Mereka dipersangkakan melakukan kejahatan siber karena konten video dan narasi yang mereka unggah ke medsos, bernada provokatif dan ancaman terhadap keselamatan Presiden Prabowo.
"Para pelaku memanipulasi data digital (identity theft) berbasis kecerdasan buatan (AI) dan menyebarkan narasi provokatif berunsur ancaman di medsos," kata Wakil Diretur Ditressiber Polda Jabar AKBP Mujianto di Mapolda Jabar, Kamis (6/8/2026).
AKBP Mujianto menjelaskan, kasus pertama terungkap berdasarkan Laporan Polisi Nomor LP B/1494/VIII/2026 tertanggal 4 Agustus 2026 dengan pelapor berinisial FSS.
Atas laporan itu, ujar AKBP Mujianto, Direktorat Ressiber Polda Jabar menerbitkan Surat Perintah Penyidikan Nomor 152/2026. Penyidik menangkap tersangka berinisial FG (38), karyawan swasta di Kecamatan Cimahi Tengah, Kota Cimahi.

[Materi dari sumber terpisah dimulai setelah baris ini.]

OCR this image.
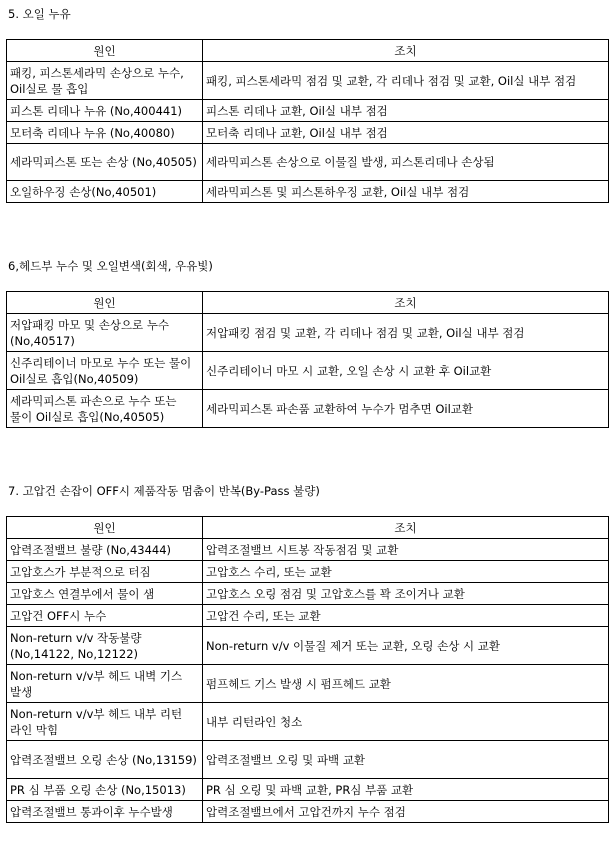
5. 오일 누유
원인	조치
패킹, 피스톤세라믹 손상으로 누수, Oil실로 물 흡입	패킹, 피스톤세라믹 점검 및 교환, 각 리데나 점검 및 교환, Oil실 내부 점검
피스톤 리데나 누유 (No,400441)	피스톤 리데나 교환, Oil실 내부 점검
모터축 리데나 누유 (No,40080)	모터축 리데나 교환, Oil실 내부 점검
세라믹피스톤 또는 손상 (No,40505)	세라믹피스톤 손상으로 이물질 발생, 피스톤리데나 손상됨
오일하우징 손상(No,40501)	세라믹피스톤 및 피스톤하우징 교환, Oil실 내부 점검
6,헤드부 누수 및 오일변색(회색, 우유빛)
원인	조치
저압패킹 마모 및 손상으로 누수 (No,40517)	저압패킹 점검 및 교환, 각 리데나 점검 및 교환, Oil실 내부 점검
신주리테이너 마모로 누수 또는 물이 Oil실로 흡입(No,40509)	신주리테이너 마모 시 교환, 오일 손상 시 교환 후 Oil교환
세라믹피스톤 파손으로 누수 또는 물이 Oil실로 흡입(No,40505)	세라믹피스톤 파손품 교환하여 누수가 멈추면 Oil교환
7. 고압건 손잡이 OFF시 제품작동 멈춤이 반복(By-Pass 불량)
원인	조치
압력조절밸브 불량 (No,43444)	압력조절밸브 시트봉 작동점검 및 교환
고압호스가 부분적으로 터짐	고압호스 수리, 또는 교환
고압호스 연결부에서 물이 샘	고압호스 오링 점검 및 고압호스를 꽉 조이거나 교환
고압건 OFF시 누수	고압건 수리, 또는 교환
Non-return v/v 작동불량 (No,14122, No,12122)	Non-return v/v 이물질 제거 또는 교환, 오링 손상 시 교환
Non-return v/v부 헤드 내벽 기스 발생	펌프헤드 기스 발생 시 펌프헤드 교환
Non-return v/v부 헤드 내부 리턴 라인 막힘	내부 리턴라인 청소
압력조절밸브 오링 손상 (No,13159)	압력조절밸브 오링 및 파백 교환
PR 심 부품 오링 손상 (No,15013)	PR 심 오링 및 파백 교환, PR심 부품 교환
압력조절밸브 통과이후 누수발생	압력조절밸브에서 고압건까지 누수 점검
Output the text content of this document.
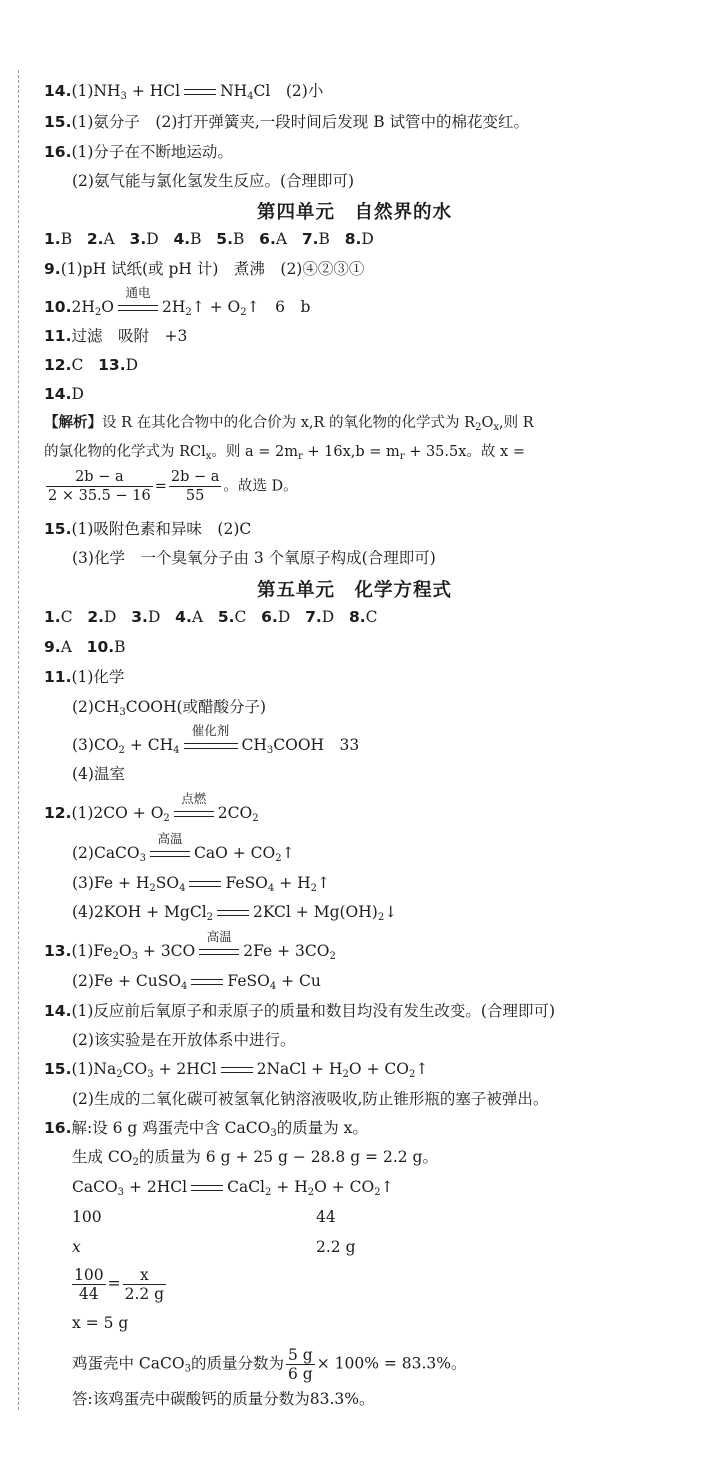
$14.(1)NH_3$ + HCl	$NH_4Cl$　(2)小
15.(1)氨分子　(2)打开弹簧夹,一段时间后发现 B 试管中的棉花变红。
16.(1)分子在不断地运动。
(2)氨气能与氯化氢发生反应。(合理即可)
第四单元　自然界的水
1.B 2.A 3.D 4.B 5.B 6.A 7.B 8.D
9.(1)pH 试纸(或 pH 计)　煮沸　(2)④②③①
$10.2H_2O$
通电
$2H_2↑$ + $O_2↑$　6　b
11.过滤　吸附　+3
12.C 13.D
14.D
【解析】设 R 在其化合物中的化合价为 x,R 的氧化物的化学式为 $R_2O_x$,则 R
的氯化物的化学式为 RCl$_x$。则 $a = 2m_r + 16x,b = m_r + 35.5x$。故 x =
$\frac{2b - a}{2 \times 35.5 - 16} = \frac{2b - a}{55}$ 。故选 D。
15.(1)吸附色素和异味　(2)C
(3)化学　一个臭氧分子由 3 个氧原子构成(合理即可)
第五单元　化学方程式
1.C 2.D 3.D 4.A 5.C 6.D 7.D 8.C
9.A 10.B
11.(1)化学
$(2)CH_3COOH$(或醋酸分子)
$(3)CO_2 + CH_4$
催化剂
$CH_3COOH$　33
(4)温室
$12.(1)2CO + O_2$
点燃
$2CO_2$
(2)CaCO$_3$
高温
CaO + $CO_2↑$
$(3)Fe + H_2SO_4$	FeSO$_4$ + $H_2↑$
(4)2KOH + MgCl$_2$	$2KCl + Mg(OH)_2↓$
$13.(1)Fe_2O_3 + 3CO$
高温
$2Fe + 3CO_2$
(2)Fe + CuSO$_4$	FeSO$_4$ + Cu
14.(1)反应前后氧原子和汞原子的质量和数目均没有发生改变。(合理即可)
(2)该实验是在开放体系中进行。
$15.(1)Na_2CO_3 + 2HCl$	2NaCl + $H_2O$ + $CO_2↑$
(2)生成的二氧化碳可被氢氧化钠溶液吸收,防止锥形瓶的塞子被弹出。
16.解:设 6 g 鸡蛋壳中含 CaCO$_3$的质量为 x。
生成 $CO_2$的质量为 6 g + 25 g − 28.8 g = 2.2 g。
CaCO$_3$ + 2HCl	CaCl$_2$ + $H_2O$ + $CO_2↑$
100	44
x	2.2 g
$\frac{100}{44} = \frac{x}{2.2 g}$
x = 5 g
鸡蛋壳中 CaCO$_3$的质量分数为 $\frac{5 g}{6 g} \times 100\% = 83.3\%$。
答:该鸡蛋壳中碳酸钙的质量分数为83.3%。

"Modus operandi tersangka FG yakni memanipulasi foto Presiden Prabowo Subianto menggunakan teknologi AI menjadi format video," ujar AKBP Mujianto.
Kemudian, tutur Wadir Ressiber, video rekayasa tersebut diunggah ke TikTok dan Instagram dengan nama akun @TalentaStudio.ID pada 3 Agustus 2026 sekitar pukul 13.00 WIB.
Dalam video manipulasi AI tersebut, tuturnya, ditambahkan narasi provokatif yang menyebut "Apabila beliau menjadi Presiden maka negara akan kacau".
"Ini merupakan tindak pidana identity theft atau manipulasi data elektronik agar seolah-olah otentik," tutur Wadir Ressiber.